3. Observe and collect data to help develop appropriate support strategies

  1. Observe and collect data as a basis for functionally analyzing when, where and what a child is doing while involved in a task
  2. Use data to demonstrate the frequency, intensity and duration of problem behaviours


4. Implement strategies designed by a specialist to support children or young people with additional needs

  1. Follow the guidance of your supervisor
  2. Follow the specialist's directions
  3. Identify issues of concern for discussion with supervisor
  4. Contribute effectively developing personalized behaviour support plans


5. Monitor and review strategies

  1. Closely monitor new strategies and record children's responses according to your organization's policy and procedures
  2. Adapt levels of support required and provided based on need and response of child or young person, after consultation with supervisor
  3. Confirm the parameters of additional needs by discussion with your supervisor
  4. Identify, document and offer to your supervisor opportunities for additional support through observation
  5. Through observation, identify and document opportunities for extra support and offer them to your supervisor.


6. Other skills

  1. Give clear directions, communicate issues, negotiate solutions and use body language and tone of voice to best effect.
  2. Maintain your emotional equilibrium when managing inappropriate behaviour
  3. When you need advice, confer with other staff (and any relevant specialists) and accept their advice.
  4. Accurately observe and record children's interactions
  5. Use good judgement to determine when to get other staff to support you in an intervention.
  6. Demonstrate an understanding of a safe, supportive environment
  7. Maintain your equilibrium when managing inappropriate behaviour
  8. Confer with others and accept guidance
  9. Work with others when solving problems and planning
  10. Treat all parents and children equitably, including Indigenous people
  11. Work with cultural diversity.



Your assessment

You will be assessed in your workplace. Start by taking your assessor on a walk around and show him/her what you do. Your assessor may ask you any questions necessary to understand what you do.
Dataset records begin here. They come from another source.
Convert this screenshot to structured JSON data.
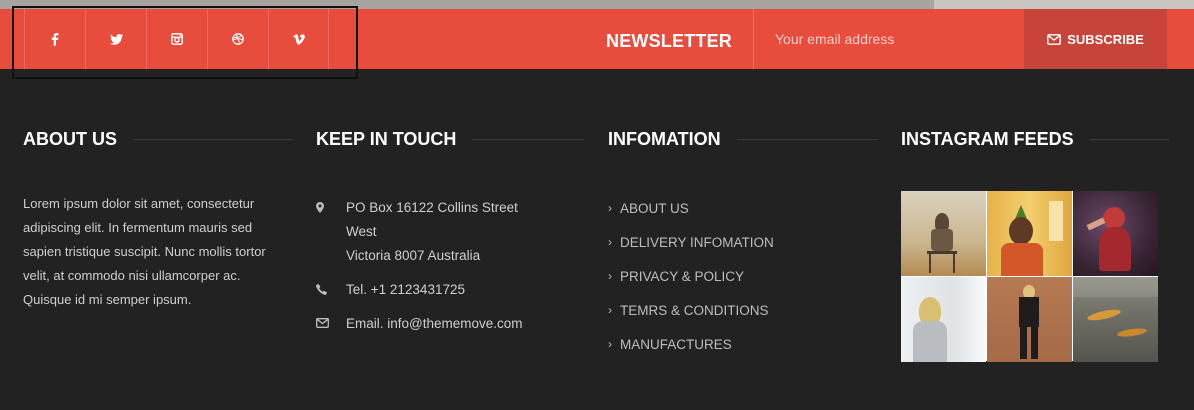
{
  "social": {
    "icons": [
      "facebook-icon",
      "twitter-icon",
      "instagram-icon",
      "dribbble-icon",
      "vimeo-icon"
    ]
  },
  "newsletter": {
    "title": "NEWSLETTER",
    "email_placeholder": "Your email address",
    "subscribe_label": "SUBSCRIBE"
  },
  "about": {
    "title": "ABOUT US",
    "text": "Lorem ipsum dolor sit amet, consectetur adipiscing elit. In fermentum mauris sed sapien tristique suscipit. Nunc mollis tortor velit, at commodo nisi ullamcorper ac. Quisque id mi semper ipsum."
  },
  "contact": {
    "title": "KEEP IN TOUCH",
    "address_line1": "PO Box 16122 Collins Street",
    "address_line2": "West",
    "address_line3": "Victoria 8007 Australia",
    "phone": "Tel. +1 2123431725",
    "email": "Email. info@thememove.com"
  },
  "info": {
    "title": "INFOMATION",
    "links": [
      "ABOUT US",
      "DELIVERY INFOMATION",
      "PRIVACY & POLICY",
      "TEMRS & CONDITIONS",
      "MANUFACTURES"
    ]
  },
  "instagram": {
    "title": "INSTAGRAM FEEDS"
  },
  "colors": {
    "accent": "#e74c3c",
    "footer_bg": "#222222"
  }
}
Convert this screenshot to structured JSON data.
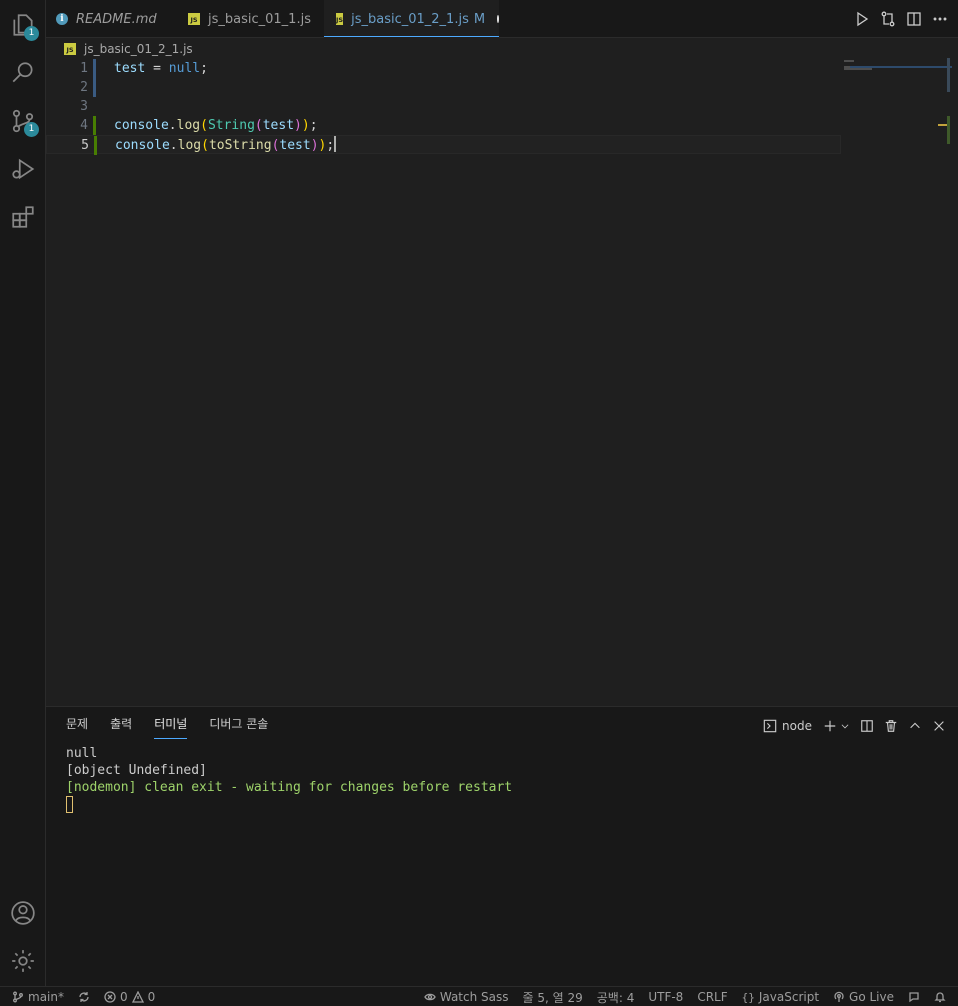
{
  "activity_bar": {
    "explorer_badge": "1",
    "scm_badge": "1"
  },
  "tabs": [
    {
      "title": "README.md",
      "kind": "info"
    },
    {
      "title": "js_basic_01_1.js",
      "kind": "js"
    },
    {
      "title": "js_basic_01_2_1.js",
      "kind": "js",
      "status": "M"
    }
  ],
  "breadcrumb": {
    "file": "js_basic_01_2_1.js",
    "icon_label": "JS"
  },
  "editor": {
    "line_numbers": [
      "1",
      "2",
      "3",
      "4",
      "5"
    ],
    "lines": [
      {
        "t1": "test",
        "t2": " = ",
        "t3": "null",
        "t4": ";"
      },
      {},
      {},
      {
        "obj": "console",
        "dot": ".",
        "fn": "log",
        "p1": "(",
        "cls": "String",
        "p2": "(",
        "arg": "test",
        "p3": ")",
        "p4": ")",
        "end": ";"
      },
      {
        "obj": "console",
        "dot": ".",
        "fn": "log",
        "p1": "(",
        "cls": "toString",
        "p2": "(",
        "arg": "test",
        "p3": ")",
        "p4": ")",
        "end": ";"
      }
    ]
  },
  "panel": {
    "tabs": [
      "문제",
      "출력",
      "터미널",
      "디버그 콘솔"
    ],
    "terminal_name": "node",
    "output": [
      "null",
      "[object Undefined]",
      "[nodemon] clean exit - waiting for changes before restart"
    ]
  },
  "status_bar": {
    "branch": "main*",
    "errors": "0",
    "warnings": "0",
    "watch_sass": "Watch Sass",
    "position": "줄 5, 열 29",
    "spaces": "공백: 4",
    "encoding": "UTF-8",
    "eol": "CRLF",
    "language": "JavaScript",
    "go_live": "Go Live"
  },
  "colors": {
    "accent": "#4daaff",
    "badge": "#2b8a9b",
    "js_icon": "#cbcb41"
  }
}
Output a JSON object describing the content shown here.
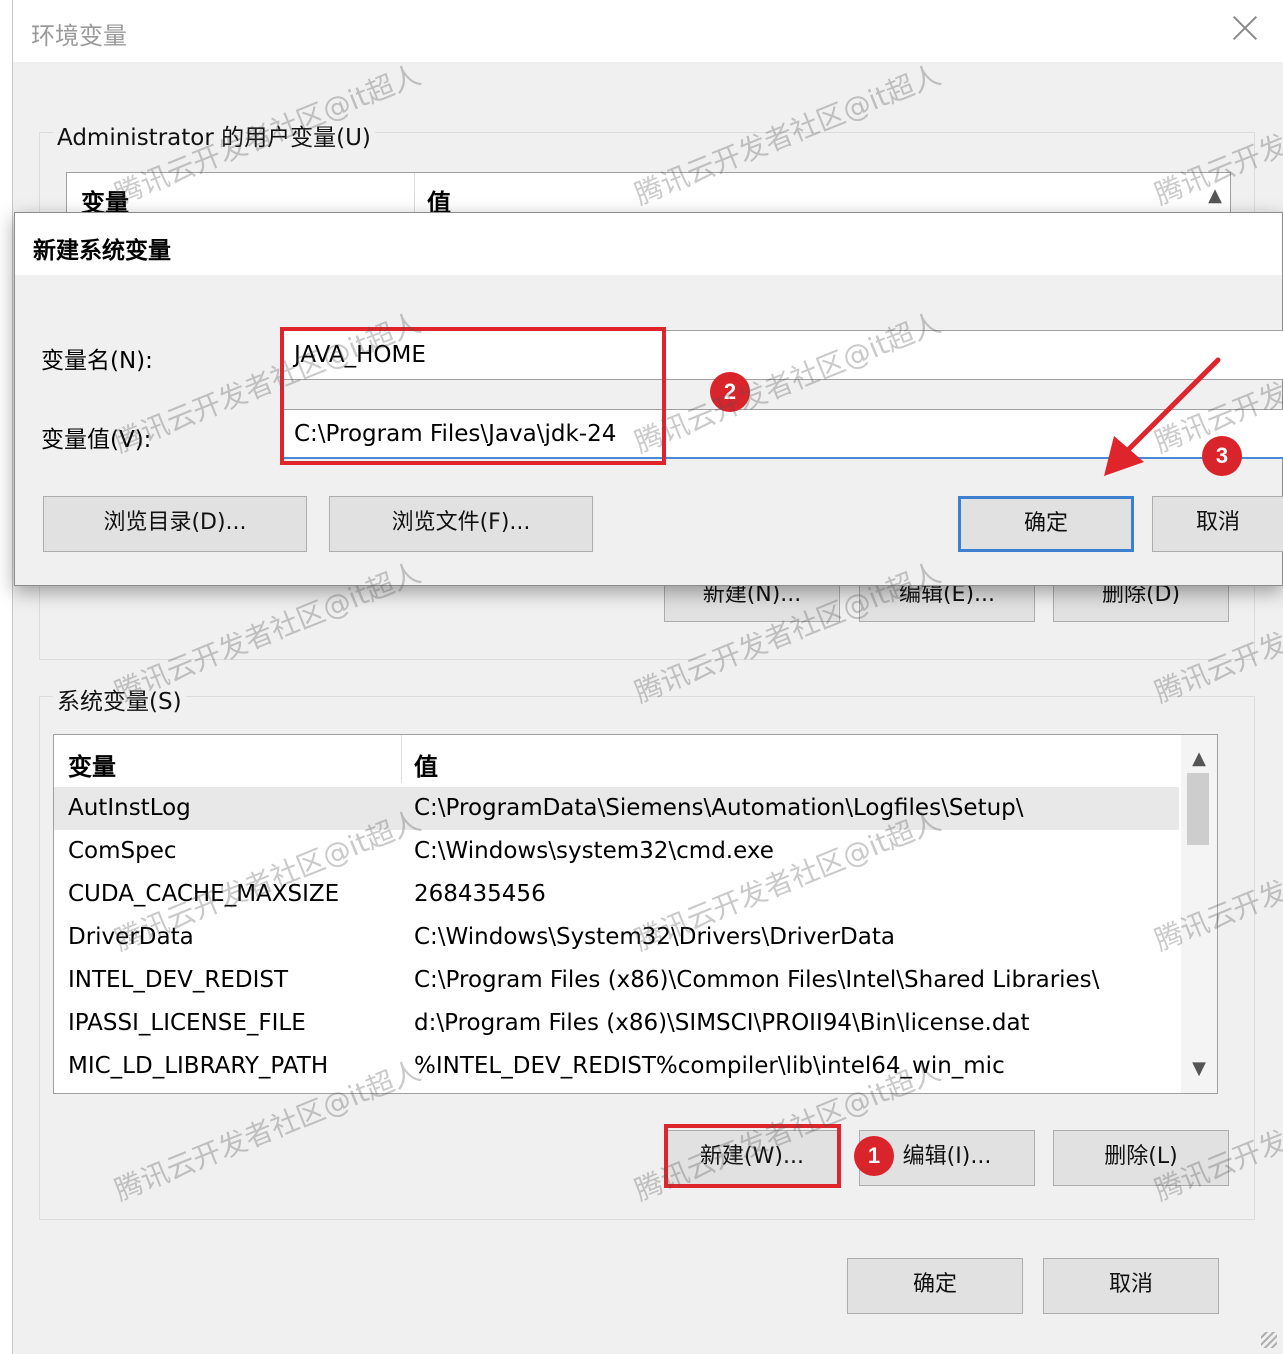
{
  "window": {
    "title": "环境变量"
  },
  "user_vars": {
    "group_label": "Administrator 的用户变量(U)",
    "col_var": "变量",
    "col_val": "值",
    "buttons": {
      "new": "新建(N)...",
      "edit": "编辑(E)...",
      "delete": "删除(D)"
    }
  },
  "dialog": {
    "title": "新建系统变量",
    "name_label": "变量名(N):",
    "name_value": "JAVA_HOME",
    "value_label": "变量值(V):",
    "value_value": "C:\\Program Files\\Java\\jdk-24",
    "browse_dir": "浏览目录(D)...",
    "browse_file": "浏览文件(F)...",
    "ok": "确定",
    "cancel": "取消"
  },
  "system_vars": {
    "group_label": "系统变量(S)",
    "col_var": "变量",
    "col_val": "值",
    "rows": [
      {
        "name": "AutInstLog",
        "value": "C:\\ProgramData\\Siemens\\Automation\\Logfiles\\Setup\\"
      },
      {
        "name": "ComSpec",
        "value": "C:\\Windows\\system32\\cmd.exe"
      },
      {
        "name": "CUDA_CACHE_MAXSIZE",
        "value": "268435456"
      },
      {
        "name": "DriverData",
        "value": "C:\\Windows\\System32\\Drivers\\DriverData"
      },
      {
        "name": "INTEL_DEV_REDIST",
        "value": "C:\\Program Files (x86)\\Common Files\\Intel\\Shared Libraries\\"
      },
      {
        "name": "IPASSI_LICENSE_FILE",
        "value": "d:\\Program Files (x86)\\SIMSCI\\PROII94\\Bin\\license.dat"
      },
      {
        "name": "MIC_LD_LIBRARY_PATH",
        "value": "%INTEL_DEV_REDIST%compiler\\lib\\intel64_win_mic"
      }
    ],
    "buttons": {
      "new": "新建(W)...",
      "edit": "编辑(I)...",
      "delete": "删除(L)"
    }
  },
  "footer": {
    "ok": "确定",
    "cancel": "取消"
  },
  "annotations": {
    "badge1": "1",
    "badge2": "2",
    "badge3": "3",
    "color": "#e0242b"
  },
  "watermark": "腾讯云开发者社区@it超人"
}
Your supervisor will also be asked for a reference.

Interview/Assignment questions

If you are given these questions in an interview, you might like to prepare written notes beforehand. However, they should be used only as a guide and you will not pass the assessment just by reading your notes.

  1. Write list of age groups for children aged 0 to 12 years, and describe their development in terms of:
    • needs of each age group
    • factors that may affect children's behaviour
  2. What kinds of children's behaviour are signs of:
    • disabilities
    • learning difficulties
    • mental health issues
    • illness
  3. How do children communicate through behaviour?
  4. Describe the effects of social environment on the behaviour of children
  5. Describe the effects of culture on the behaviour of children
  6. Define disruptive behaviour and challenging behaviour. What is the difference between them?
  7. Describe your organization's behaviour support plan and explain how it works.
  8. Describe your responsibilities as a childcare worker. What kinds of situations must you refer to a supervisor and not handle yourself?